Tetapi, jika dia wanita jelek, bukankah itu berarti dia telah dimanfaatkan?
Bukannya Chu Feng tidak sopan.
Dia merasa hormat kepada nenek tua itu dari lubuk hatinya.
Terlepas dari apakah nenek tua itu yang menyelamatkannya atau bukan, fakta bahwa dia telah merebus sup obat untuknya dan membantu mengobati lukanya sudah cukup untuk membuatnya menganggapnya sebagai dermawan.
Namun, itu adalah topik yang sama sekali berbeda.
Penampilan nenek tua itu jelek, sangat jelek.
Menilai dari penampilannya saat ini, Chu Feng merasa bahwa dia pasti jelek bahkan di masa mudanya.
“Anak muda, kenapa ekspresimu seperti itu?”
“Kau tidak mungkin berpikir untuk mengabdikan hidupmu untuk cucuku, kan?” Nenek tua itu tiba-tiba bertanya dengan senyum nakal.
“Tidak, tidak, tidak…”
“Nenek, aku hanya merasa bersyukur.”
“Aku tidak punya niat jahat,” Chu Feng menjelaskan dengan tergesa-gesa. Dia ketakutan mendengar kata-kata ‘mengabdikan hidupnya’.
“Baguslah.”
“Meskipun cucuku sangat baik hati, dia sangat jelek.”

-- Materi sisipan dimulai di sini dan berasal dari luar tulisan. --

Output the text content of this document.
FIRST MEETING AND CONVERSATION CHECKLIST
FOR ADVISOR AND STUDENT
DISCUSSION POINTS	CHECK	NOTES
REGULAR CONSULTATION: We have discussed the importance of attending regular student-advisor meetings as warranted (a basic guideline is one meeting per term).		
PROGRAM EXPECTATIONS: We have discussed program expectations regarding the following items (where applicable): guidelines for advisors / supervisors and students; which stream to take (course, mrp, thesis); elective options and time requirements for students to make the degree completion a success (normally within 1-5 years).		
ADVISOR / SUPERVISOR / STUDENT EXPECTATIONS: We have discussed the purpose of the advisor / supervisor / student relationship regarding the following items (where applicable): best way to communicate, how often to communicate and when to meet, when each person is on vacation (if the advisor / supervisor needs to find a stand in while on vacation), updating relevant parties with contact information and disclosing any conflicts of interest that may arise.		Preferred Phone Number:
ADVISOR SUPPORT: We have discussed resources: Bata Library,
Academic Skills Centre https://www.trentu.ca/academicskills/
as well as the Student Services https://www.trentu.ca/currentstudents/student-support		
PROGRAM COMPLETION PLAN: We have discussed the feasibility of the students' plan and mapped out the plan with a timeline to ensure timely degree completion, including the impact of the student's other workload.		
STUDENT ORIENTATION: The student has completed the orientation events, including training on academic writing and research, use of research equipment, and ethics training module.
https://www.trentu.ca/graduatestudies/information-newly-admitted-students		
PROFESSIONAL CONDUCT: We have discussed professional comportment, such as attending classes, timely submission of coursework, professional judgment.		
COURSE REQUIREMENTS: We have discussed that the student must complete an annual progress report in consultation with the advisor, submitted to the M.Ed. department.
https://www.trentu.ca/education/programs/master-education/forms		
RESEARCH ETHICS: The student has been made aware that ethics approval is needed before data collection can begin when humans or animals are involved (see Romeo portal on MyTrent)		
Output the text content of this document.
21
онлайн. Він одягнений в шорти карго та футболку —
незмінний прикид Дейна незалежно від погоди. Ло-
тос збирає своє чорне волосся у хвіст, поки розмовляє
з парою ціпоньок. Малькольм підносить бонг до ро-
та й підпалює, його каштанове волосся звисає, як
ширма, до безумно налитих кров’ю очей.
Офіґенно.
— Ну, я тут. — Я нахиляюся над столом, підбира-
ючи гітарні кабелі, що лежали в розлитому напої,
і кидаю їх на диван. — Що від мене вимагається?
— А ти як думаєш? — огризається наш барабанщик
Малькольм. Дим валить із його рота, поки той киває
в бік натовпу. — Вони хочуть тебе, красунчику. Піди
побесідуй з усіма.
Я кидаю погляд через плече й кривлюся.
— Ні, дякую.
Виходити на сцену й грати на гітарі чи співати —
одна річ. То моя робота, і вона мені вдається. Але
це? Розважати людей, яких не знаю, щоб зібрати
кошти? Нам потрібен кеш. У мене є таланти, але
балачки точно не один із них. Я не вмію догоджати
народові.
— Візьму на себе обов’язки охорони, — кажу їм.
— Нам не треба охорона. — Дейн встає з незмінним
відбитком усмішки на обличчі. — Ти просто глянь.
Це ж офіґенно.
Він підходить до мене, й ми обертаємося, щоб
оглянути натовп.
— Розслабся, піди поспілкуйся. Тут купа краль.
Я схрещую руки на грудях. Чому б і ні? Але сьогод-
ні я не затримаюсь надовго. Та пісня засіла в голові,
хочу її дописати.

“Bahkan aku, neneknya, tidak sanggup menghadapi kejelekannya.”
“Aku yakin kau juga pasti tidak akan sanggup mentolerir kejelekannya,” kata nenek tua itu.
Chu Feng sangat terkejut mendengar kata-kata itu.
Penampilan nenek tua itu saja sudah bisa digambarkan sangat jelek.
Tapi, dia benar-benar menggambarkan cucunya dengan kata-kata persis seperti itu.
Lalu, seberapa jelekkah cucunya?
Chu Feng tiba-tiba menjadi sedikit penasaran.
Dia ingin melihat seberapa jeleknya cucu perempuan nenek tua itu.
Mungkin dia adalah wanita terjelek yang pernah Chu Feng temui.
“Nenek, kalau begitu… sebenarnya siapakah nenek?” Chu Feng bertanya dengan penasaran.
Dia terlalu penasaran.
Sebelumnya, dia terkejut mengetahui bahwa Binatang Pemakan Langit dari Zaman Kuno yang legendaris itu benar-benar nyata dan hidup.
Meskipun begitu, dia bingung mengapa Binatang Pemakan Langit dari Zaman Kuno itu tiba-tiba muncul setelah menghilang begitu lama. Lebih jauh lagi, mengapa Binatang Pemakan Langit itu menyerangnya?
Melalui mural di dinding istana, Chu Feng memiliki beberapa dugaan.
Dia merasa bahwa nenek tua, cucunya, dan orang-orang yang digambarkan di mural itu jelas bukan orang biasa.
Mereka tampaknya memiliki hubungan yang luar biasa dengan Binatang Pemakan Langit dari Zaman Kuno.
Melalui mural-mural itu, Chu Feng merasa bahwa klan tempat nenek tua itu berasal tampaknya adalah musuh bebuyutan Binatang Pemakan Langit dari Zaman Kuno.